|Nutrition Facts (per serving)|
|Amount per serving|
|% Daily Value*|
|Total Fat 23g||29%|
|Saturated Fat 3g||15%|
|Total Carbohydrate 4g||1%|
|Dietary Fiber 3g||10%|
|Total Sugars 1g|
|Vitamin C 0mg||2%|
|*The % Daily Value (DV) tells you how much a nutrient in a food serving contributes to a daily diet. 2,000 calories a day is used for general nutrition advice.|
Pecans are a treat on their own, but when you slow-roast the nuts with butter and kosher or sea salt, they go from tasty to heavenly. Although this recipe calls for the nuts to roast for an hour, the majority of the time is completely hands-off—meaning you can get other tasks done while it cooks.
Slow-roasted buttered pecans make for a great snack, but they're also useful in other recipes. For example, you can add the roasted nuts to your morning oatmeal, stir them into rice pilaf, or bake them into brownies. The roasting gives the pecans a deep, complex flavor that can't be replicated.

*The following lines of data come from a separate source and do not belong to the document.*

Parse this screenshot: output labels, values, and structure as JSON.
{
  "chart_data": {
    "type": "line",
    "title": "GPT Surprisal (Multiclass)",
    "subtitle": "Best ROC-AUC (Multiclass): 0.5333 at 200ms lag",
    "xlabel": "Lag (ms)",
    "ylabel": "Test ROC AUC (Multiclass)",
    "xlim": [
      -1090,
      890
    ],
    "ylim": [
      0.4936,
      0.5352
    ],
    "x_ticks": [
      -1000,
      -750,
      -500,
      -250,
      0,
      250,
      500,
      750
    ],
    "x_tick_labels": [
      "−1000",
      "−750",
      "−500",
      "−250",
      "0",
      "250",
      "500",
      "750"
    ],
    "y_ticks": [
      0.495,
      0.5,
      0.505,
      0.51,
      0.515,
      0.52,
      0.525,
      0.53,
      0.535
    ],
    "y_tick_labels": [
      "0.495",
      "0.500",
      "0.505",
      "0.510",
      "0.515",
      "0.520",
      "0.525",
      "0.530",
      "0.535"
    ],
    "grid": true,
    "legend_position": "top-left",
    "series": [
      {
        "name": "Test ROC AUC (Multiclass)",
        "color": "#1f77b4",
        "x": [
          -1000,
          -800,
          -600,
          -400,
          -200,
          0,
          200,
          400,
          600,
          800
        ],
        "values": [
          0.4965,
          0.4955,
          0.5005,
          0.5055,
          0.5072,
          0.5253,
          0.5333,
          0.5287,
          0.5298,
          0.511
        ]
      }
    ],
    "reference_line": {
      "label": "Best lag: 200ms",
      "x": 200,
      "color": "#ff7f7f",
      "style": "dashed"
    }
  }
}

1 pound pecan halves, or about 3 to 4 cups
3 tablespoons unsalted butter, cut into small pieces
Kosher or sea salt, to taste
Heat the oven to 250 F.
Spread the pecans on a rimmed baking sheet and place the pan on center rack of the oven. Roast in the preheated oven, stirring and occasionally turning until the pecans are lightly browned and aromatic, or about 60 minutes.
Stir in the butter until pecans are coated and all of the butter has melted. Return the pan to the oven and roast for about 10 minutes longer.
Salt lightly to taste while pecans are still hot. Serve warm or cooled. Store roasted pecans in a tightly sealed container.
- Season with a light sprinkling of cinnamon-sugar, a seasoned salt blend, or Cajun or Creole seasoning to taste.
- If you're using the pecans as a snack, you can toss them in a small amount of neutral-tasting oil, such as grapeseed oil, before roasting. This increases the crunch factor of the nuts. However, if you plan to use the roasted nuts in an application such as baking, cook the nuts without any oil — using them in baking will increase the oiliness of the recipe and ruin the final product.
- The more nuts you have on the pan, the longer they will take to roast. Consider that when loading up the baking sheet.
- You can use this same technique with almond, Brazil nuts, and other types of nuts. Smaller nuts, such as hazelnuts, will roast faster than bigger nuts, like Brazil nuts, so keep an eye on how quickly they're browning to avoid burning the nuts.
- To make inexpensive but delicious holiday gifts, scoop 3/4 cup of the slow-roasted buttered nuts into a festive gift bag and tie it up with ribbon. Hand them out to neighbors, teachers, mailmen, and others. Double-check that there are no nut allergies in the family before giving them a bag.
- Microwave-roasted pecans: Put the pecans in a microwave-safe baking dish with the butter and microwave on high for about 3 minutes. Turn and stir them occasionally.
- Skillet-toasted pecans: If you only need a small batch of nuts, add a cup to a skillet that's been preheated over high heat. Toast the nuts in the pan, stirring frequently to avoid burned spots. Remove from heat and add the butter, letting it melt and tossing to coat the nuts, and the salt.
- High-heat variation: Roast the nuts in a 350 F oven for a speedier preparation. The flavor won't be as complex, but they will still be tasty.